Critique de "Un vrai bonhomme", de Benjamin Parent (sortie le 8 janvier 2020).

Tom, adolescent timide, a grandi dans l'ombre de Léo, son grand frère charismatique à qui tout semblait réussir. Figé dans cette posture d'infériorité suite à un drame le séparant de Léo, Tom va devoir redoubler d'efforts pour enfin s'autoriser à oser être lui-même. Un film d'apprentissage dont la grande sensibilité rattrape les nombreuses maladresses.
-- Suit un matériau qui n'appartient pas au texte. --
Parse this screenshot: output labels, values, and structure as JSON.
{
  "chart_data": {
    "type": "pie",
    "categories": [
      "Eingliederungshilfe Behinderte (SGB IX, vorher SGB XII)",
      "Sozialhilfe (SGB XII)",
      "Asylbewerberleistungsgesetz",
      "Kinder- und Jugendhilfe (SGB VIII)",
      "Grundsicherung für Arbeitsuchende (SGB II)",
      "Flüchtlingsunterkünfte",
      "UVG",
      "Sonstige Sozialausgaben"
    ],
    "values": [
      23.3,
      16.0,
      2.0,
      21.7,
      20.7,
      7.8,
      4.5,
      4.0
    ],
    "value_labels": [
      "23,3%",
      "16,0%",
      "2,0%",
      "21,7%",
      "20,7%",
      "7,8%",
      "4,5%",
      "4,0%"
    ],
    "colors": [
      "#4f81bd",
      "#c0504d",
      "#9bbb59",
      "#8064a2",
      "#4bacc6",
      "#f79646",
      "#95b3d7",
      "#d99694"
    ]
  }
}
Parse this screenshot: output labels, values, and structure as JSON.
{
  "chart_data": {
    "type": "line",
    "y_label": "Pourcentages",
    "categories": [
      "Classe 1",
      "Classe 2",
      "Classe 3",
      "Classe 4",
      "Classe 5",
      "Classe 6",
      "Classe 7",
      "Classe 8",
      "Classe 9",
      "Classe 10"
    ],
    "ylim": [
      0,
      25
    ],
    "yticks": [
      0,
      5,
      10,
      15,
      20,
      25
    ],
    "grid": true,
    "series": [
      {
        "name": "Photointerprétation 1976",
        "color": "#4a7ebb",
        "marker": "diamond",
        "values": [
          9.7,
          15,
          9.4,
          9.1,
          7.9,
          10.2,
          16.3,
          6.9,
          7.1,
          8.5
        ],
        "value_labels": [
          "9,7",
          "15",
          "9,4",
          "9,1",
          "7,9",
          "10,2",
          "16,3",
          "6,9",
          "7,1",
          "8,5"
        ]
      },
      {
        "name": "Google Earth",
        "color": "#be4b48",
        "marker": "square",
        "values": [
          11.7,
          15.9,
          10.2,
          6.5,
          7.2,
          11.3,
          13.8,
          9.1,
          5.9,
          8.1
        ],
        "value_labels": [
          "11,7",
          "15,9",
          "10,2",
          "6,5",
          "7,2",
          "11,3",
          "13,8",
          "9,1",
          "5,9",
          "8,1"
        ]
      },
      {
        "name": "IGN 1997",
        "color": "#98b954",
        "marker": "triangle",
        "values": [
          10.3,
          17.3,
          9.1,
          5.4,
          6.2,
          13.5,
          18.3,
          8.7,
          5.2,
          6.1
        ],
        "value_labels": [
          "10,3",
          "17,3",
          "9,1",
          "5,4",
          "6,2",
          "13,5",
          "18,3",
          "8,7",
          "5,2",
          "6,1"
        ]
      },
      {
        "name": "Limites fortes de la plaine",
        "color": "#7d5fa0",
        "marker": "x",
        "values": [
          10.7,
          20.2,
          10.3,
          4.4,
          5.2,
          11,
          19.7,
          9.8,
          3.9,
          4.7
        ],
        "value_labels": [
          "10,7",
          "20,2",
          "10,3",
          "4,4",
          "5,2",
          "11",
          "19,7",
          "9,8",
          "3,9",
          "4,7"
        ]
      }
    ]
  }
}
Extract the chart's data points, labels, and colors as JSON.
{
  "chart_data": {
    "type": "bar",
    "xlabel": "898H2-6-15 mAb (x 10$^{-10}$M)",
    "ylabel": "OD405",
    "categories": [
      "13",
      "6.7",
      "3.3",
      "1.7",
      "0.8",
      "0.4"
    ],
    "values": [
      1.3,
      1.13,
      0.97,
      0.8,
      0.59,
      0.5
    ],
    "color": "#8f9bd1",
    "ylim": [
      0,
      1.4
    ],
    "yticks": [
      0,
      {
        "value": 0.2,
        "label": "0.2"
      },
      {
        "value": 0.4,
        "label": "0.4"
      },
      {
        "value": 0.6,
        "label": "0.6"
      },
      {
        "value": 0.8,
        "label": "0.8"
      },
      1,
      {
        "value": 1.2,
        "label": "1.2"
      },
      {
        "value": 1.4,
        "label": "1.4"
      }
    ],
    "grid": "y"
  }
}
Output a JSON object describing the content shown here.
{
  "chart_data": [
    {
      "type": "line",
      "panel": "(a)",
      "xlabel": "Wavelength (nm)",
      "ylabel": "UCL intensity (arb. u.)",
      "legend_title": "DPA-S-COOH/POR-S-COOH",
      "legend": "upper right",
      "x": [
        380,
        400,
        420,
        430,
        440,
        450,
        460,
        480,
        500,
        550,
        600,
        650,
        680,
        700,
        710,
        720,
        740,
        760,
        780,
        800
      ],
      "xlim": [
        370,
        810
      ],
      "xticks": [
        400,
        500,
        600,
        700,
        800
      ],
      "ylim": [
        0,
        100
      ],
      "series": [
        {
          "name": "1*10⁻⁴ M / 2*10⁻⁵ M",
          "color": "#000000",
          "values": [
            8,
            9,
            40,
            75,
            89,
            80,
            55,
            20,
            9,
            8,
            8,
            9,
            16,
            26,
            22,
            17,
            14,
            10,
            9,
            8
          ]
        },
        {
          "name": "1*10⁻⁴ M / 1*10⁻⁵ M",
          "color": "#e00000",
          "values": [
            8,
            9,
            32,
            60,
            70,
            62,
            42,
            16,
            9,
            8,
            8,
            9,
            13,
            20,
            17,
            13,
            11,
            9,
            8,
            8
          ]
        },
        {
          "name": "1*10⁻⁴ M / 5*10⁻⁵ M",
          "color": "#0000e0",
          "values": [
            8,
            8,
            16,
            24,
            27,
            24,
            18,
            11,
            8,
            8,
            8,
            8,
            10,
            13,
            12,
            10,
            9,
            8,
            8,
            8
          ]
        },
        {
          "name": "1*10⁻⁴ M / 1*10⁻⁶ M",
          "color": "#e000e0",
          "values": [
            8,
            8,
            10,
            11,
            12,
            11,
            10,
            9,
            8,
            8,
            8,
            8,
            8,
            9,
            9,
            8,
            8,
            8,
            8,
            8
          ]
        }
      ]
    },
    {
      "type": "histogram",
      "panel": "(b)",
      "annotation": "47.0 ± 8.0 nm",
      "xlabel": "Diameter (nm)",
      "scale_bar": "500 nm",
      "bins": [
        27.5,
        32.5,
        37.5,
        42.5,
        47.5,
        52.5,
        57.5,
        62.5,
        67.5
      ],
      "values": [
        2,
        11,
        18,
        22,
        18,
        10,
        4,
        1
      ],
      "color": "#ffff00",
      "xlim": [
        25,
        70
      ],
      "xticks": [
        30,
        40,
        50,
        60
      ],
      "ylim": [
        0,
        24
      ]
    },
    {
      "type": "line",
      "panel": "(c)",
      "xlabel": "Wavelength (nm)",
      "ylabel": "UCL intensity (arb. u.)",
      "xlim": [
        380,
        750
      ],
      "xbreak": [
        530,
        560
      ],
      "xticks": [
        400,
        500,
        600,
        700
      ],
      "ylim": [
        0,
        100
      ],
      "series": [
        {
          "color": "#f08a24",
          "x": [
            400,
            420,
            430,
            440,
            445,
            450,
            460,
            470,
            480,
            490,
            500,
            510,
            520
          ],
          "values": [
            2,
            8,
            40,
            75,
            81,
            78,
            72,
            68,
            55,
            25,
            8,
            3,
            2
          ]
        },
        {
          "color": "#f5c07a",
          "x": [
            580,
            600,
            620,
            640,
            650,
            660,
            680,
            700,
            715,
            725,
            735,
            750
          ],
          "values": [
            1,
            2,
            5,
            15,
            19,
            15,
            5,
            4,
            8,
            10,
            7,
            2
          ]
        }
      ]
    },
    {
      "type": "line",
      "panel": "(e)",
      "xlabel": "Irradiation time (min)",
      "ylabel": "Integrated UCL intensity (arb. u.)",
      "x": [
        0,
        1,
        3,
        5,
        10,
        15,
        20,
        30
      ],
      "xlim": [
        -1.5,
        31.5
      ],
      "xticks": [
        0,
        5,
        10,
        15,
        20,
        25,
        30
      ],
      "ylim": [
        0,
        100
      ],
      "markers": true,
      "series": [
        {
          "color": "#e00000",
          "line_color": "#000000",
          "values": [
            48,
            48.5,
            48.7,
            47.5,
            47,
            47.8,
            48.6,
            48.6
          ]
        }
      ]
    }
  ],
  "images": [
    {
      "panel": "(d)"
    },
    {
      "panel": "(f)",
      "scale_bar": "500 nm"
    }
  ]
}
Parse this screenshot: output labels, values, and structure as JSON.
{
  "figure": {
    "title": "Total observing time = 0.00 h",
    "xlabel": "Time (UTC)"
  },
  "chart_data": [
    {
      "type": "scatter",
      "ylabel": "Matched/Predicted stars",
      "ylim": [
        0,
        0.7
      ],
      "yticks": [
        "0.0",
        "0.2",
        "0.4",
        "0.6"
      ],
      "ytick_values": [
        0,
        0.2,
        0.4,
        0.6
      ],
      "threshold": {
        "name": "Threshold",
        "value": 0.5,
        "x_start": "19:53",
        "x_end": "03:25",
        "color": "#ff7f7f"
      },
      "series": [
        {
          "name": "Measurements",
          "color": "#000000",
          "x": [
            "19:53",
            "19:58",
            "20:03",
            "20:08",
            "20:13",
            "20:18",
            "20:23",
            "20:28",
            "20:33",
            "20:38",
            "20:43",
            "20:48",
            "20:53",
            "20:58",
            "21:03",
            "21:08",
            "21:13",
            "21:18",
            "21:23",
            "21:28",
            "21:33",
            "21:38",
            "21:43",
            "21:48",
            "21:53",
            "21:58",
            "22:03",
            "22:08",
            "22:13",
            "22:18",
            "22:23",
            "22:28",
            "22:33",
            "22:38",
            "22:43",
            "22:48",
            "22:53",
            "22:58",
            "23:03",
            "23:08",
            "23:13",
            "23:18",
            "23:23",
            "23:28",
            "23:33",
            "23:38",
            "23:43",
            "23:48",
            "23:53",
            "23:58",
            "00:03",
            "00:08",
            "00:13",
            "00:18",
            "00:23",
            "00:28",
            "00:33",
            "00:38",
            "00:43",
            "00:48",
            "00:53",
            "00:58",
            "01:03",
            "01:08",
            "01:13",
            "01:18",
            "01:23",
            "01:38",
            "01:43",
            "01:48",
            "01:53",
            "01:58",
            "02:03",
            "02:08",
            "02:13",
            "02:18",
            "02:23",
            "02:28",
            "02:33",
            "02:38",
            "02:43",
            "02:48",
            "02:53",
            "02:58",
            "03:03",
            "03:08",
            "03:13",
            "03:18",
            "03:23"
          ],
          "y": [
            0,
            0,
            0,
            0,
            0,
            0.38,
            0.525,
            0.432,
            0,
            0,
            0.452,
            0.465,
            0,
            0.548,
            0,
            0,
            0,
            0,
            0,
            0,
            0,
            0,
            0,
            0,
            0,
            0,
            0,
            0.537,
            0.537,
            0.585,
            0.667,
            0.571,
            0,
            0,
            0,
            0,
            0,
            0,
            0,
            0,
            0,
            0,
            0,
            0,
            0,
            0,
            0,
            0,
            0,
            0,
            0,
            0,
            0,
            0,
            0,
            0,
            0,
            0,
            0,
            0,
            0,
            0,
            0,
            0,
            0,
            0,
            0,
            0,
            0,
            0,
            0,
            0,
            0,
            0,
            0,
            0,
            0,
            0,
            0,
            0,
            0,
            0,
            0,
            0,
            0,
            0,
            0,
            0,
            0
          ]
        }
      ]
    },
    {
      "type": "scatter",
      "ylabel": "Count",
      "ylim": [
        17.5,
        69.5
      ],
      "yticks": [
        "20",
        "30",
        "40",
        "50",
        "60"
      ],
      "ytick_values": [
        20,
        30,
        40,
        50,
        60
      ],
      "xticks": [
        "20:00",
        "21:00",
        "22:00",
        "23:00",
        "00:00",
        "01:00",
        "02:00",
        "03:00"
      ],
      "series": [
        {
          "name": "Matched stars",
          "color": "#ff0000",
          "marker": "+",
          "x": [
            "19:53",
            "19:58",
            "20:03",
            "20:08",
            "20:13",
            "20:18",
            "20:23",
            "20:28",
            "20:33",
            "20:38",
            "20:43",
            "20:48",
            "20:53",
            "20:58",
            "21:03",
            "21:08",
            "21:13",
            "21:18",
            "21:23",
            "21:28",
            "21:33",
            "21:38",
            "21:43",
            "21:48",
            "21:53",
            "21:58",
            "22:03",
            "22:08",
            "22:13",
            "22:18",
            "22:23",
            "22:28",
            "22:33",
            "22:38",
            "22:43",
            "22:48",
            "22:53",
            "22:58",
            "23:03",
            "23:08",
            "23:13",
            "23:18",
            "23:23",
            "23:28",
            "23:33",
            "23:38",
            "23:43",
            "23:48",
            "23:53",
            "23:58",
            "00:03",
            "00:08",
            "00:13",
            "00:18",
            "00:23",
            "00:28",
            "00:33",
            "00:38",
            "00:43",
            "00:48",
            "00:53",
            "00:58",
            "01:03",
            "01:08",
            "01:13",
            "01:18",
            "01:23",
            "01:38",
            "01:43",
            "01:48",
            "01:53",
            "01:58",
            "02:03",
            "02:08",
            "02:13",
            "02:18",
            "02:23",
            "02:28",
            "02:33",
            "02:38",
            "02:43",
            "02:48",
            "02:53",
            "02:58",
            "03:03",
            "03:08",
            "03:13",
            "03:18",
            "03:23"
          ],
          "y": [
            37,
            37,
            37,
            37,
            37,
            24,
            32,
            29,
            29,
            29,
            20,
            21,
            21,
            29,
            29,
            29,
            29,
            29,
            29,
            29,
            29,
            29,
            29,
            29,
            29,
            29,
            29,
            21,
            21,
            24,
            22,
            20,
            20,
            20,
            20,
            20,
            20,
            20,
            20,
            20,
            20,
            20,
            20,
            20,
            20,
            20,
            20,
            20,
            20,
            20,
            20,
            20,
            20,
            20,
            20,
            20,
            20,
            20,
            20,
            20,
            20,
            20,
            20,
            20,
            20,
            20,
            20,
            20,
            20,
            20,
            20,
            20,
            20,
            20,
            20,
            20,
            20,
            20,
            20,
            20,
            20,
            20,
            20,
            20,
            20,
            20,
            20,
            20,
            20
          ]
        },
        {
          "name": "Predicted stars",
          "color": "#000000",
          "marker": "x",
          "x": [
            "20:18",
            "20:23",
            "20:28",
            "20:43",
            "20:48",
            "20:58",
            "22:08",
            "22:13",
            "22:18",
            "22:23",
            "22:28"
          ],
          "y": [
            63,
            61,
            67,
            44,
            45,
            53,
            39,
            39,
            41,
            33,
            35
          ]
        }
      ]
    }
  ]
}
À conseiller à nos ados!

Thématique intéressante et complexe traitée avec une grande simplicité : le combo idéal du film d'ados. Un vrai bonhomme réalise presque un sans-faute dans cette catégorie, mais le réalisateur échoue cependant en omettant un élément essentiel : se mettre à hauteur d'ado, en utiliser les codes pour les accentuer ou au contraire les détourner, comme savaient si bien le faire les réalisateurs de comédies populaires des années 80. Certes, le thème du deuil est probablement trop dramatique pour se permettre de s'aventurer pleinement sur ces augustes plates-bandes. Il n'empêche : dès qu'il croque les tribus adolescentes, notre apprenti réalisateur piétine un peu. Cela se voit aussi dans sa direction d'acteurs : alors que les parents sont joués avec justesse par les toujours excellents Isabelle Carré et Laurent Lucas, les ados manquent de fraîcheur et de naturel, leur jeu les enfermant dans une mauvaise caricature. C'est particulièrement vrai concernant l'acteur interprétant le grand frère. Une exception, et de taille : le jeune Thomas Guy, interprétant le héros du film, est excellent de sobriété. C'est la première raison pour laquelle le film reste hautement recommandable.

Le deuxième atout est l'évidente sincérité qui se dégage de l'histoire, ainsi que sa volonté et son efficacité pédagogiques. Ou comment la classique chronique d'un apprentissage adolescent se trouve compliquée par le deuil de cette figure tutélaire. C'est en effet à la fois en se remémorant son frère et en réussissant à s'affranchir de son souvenir doublement écrasant que Tom pourra dépasser le mal-être qui l'empêche d'être pleinement lui-même. On oubliera la fin extrêmement maladroite du film - on imagine mal une mère dont le fils est décédé dans un accident de la route inciter son autre fils à conduire sans permis - grâce à la pudeur élégante qui se dégage de l'ensemble des scènes de réelle émotion. Les ficelles psychologiques utilisées pour illustrer la dimension traumatique de la perte du frère, à base d'ami imaginaire et de dédoublement de personnalité, sont sans doute bien grosses, mais il nous semble que c'est plutôt un argument en faveur du film. Tout comme les contes ou les fables, la subtilité naît de la simplicité narrative, comme si premier et second degré se confondaient - ce qui est le propre de l'enfance. En conclusion, pour évaluer la réelle qualité de ce film, il faudrait avant tout être...un ado!